Social capital and end-oriented networks
I’m just about to knock off for Christmas, but I have to get ready for a conference at Queensland Uni of Technology early in the New Year where Larry Lessig will be the main speaker. I’m giving a very short presentation, and struggling to improve my understanding of all this, in particular the relationship between the technology of the Internet and notions of social capital. I haven’t come up with anything earthshattering, but I have had some thoughts on which I’d welcome comments.
Lessig stresses benefits of networks with intelligence at the ends rather than the centre. I want to think about this with respect to the network as a device for disseminating innovations, as well as for communication. In a centralised network, any innovation is automatically available to all users, so the dissemination problem is trivial. On the other hand, only those in charge of the network have the capacity to innovate. In a network with intelligence at the ends, innovators may need to take positive action to share their ideas, and can easily conceal innovations or restrict access if there are incentives for this.
This is reflected, I think in the disappointing returns to the vast amounts or money and effort poured into customer-service innovations of various kinds during the dotcom era.

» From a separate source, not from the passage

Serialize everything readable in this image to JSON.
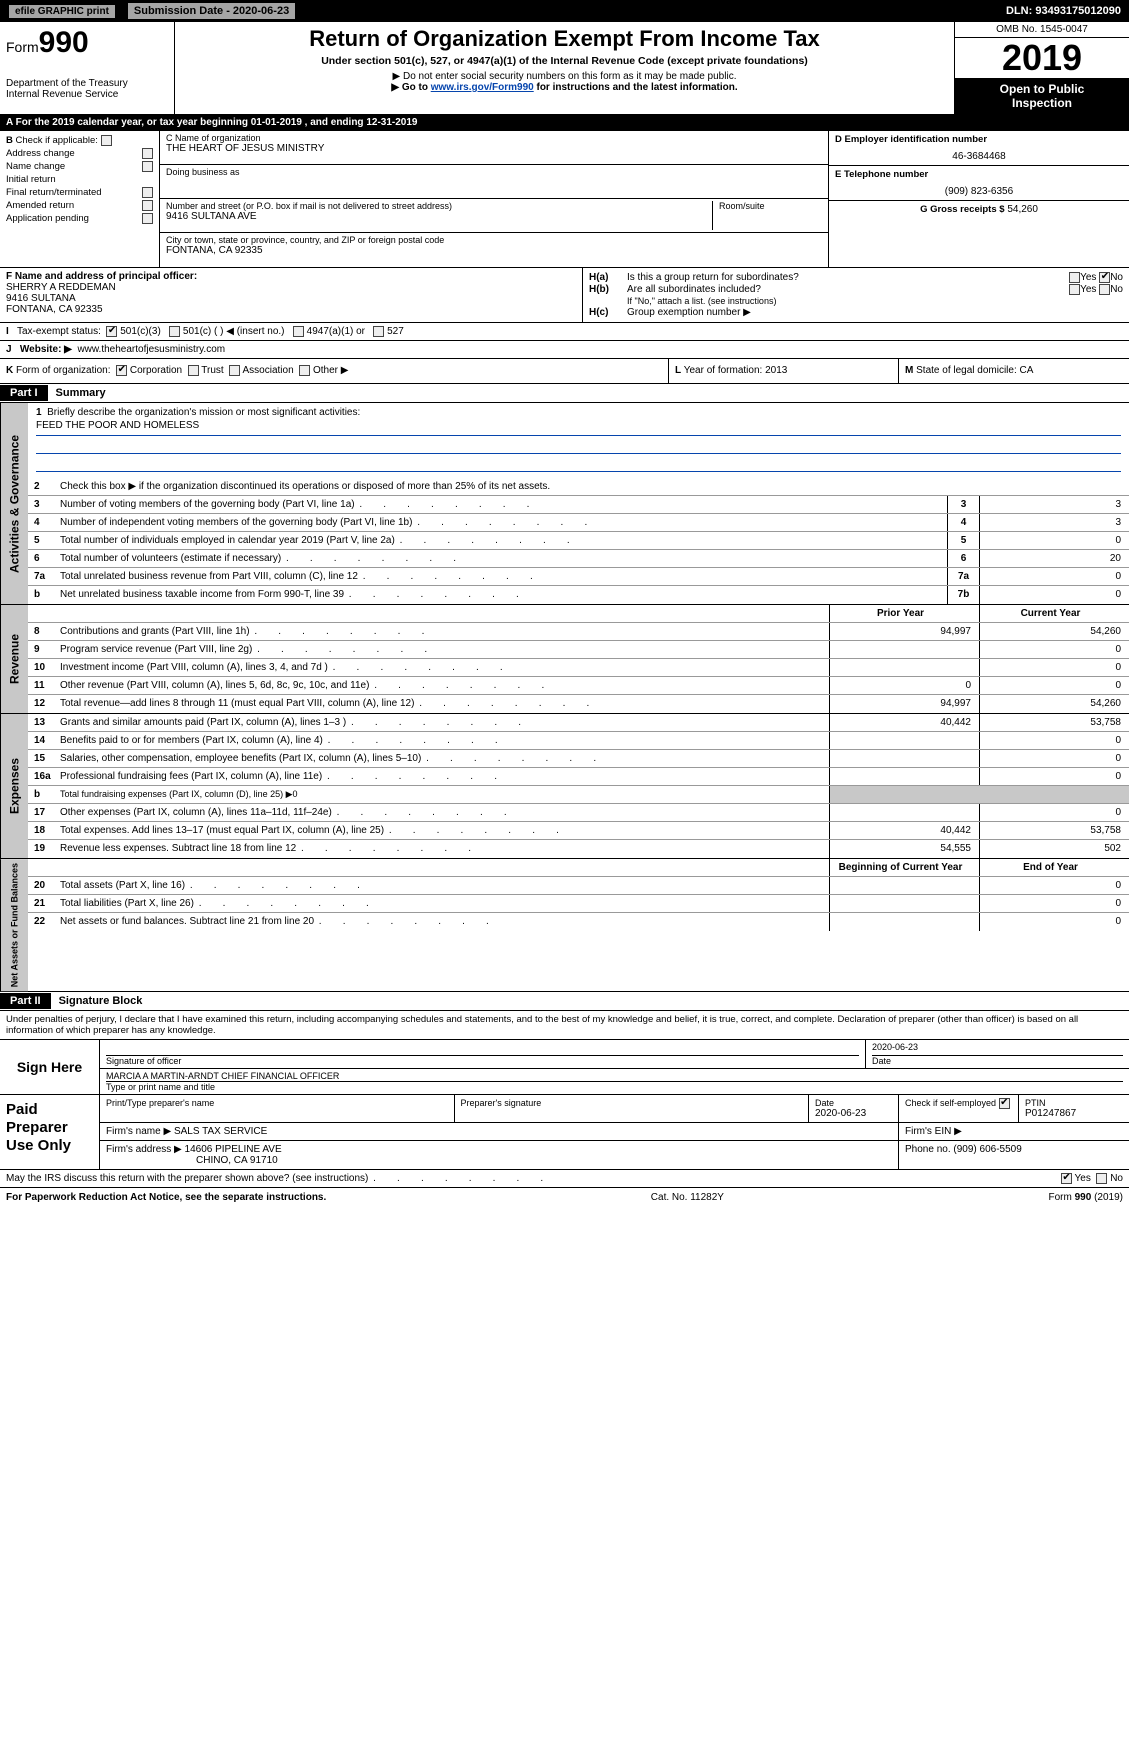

Everything was proprietary, and often patent-protected. So even if the parts of a good idea were all there, they were unlikely to come together.
To make innovation work in an end-oriented network, we need the kind of social capital, and also the kinds of technical protocols that encourage and facilitate sharing. What these are is a topic for further research.
fn2. I had my first experience of One-Click shopping at Amazon the other day. I’m sure I’d get used to it in the end, but I must say I found it rather unnerving. One click to place the order and one to confirm it suits me rather better.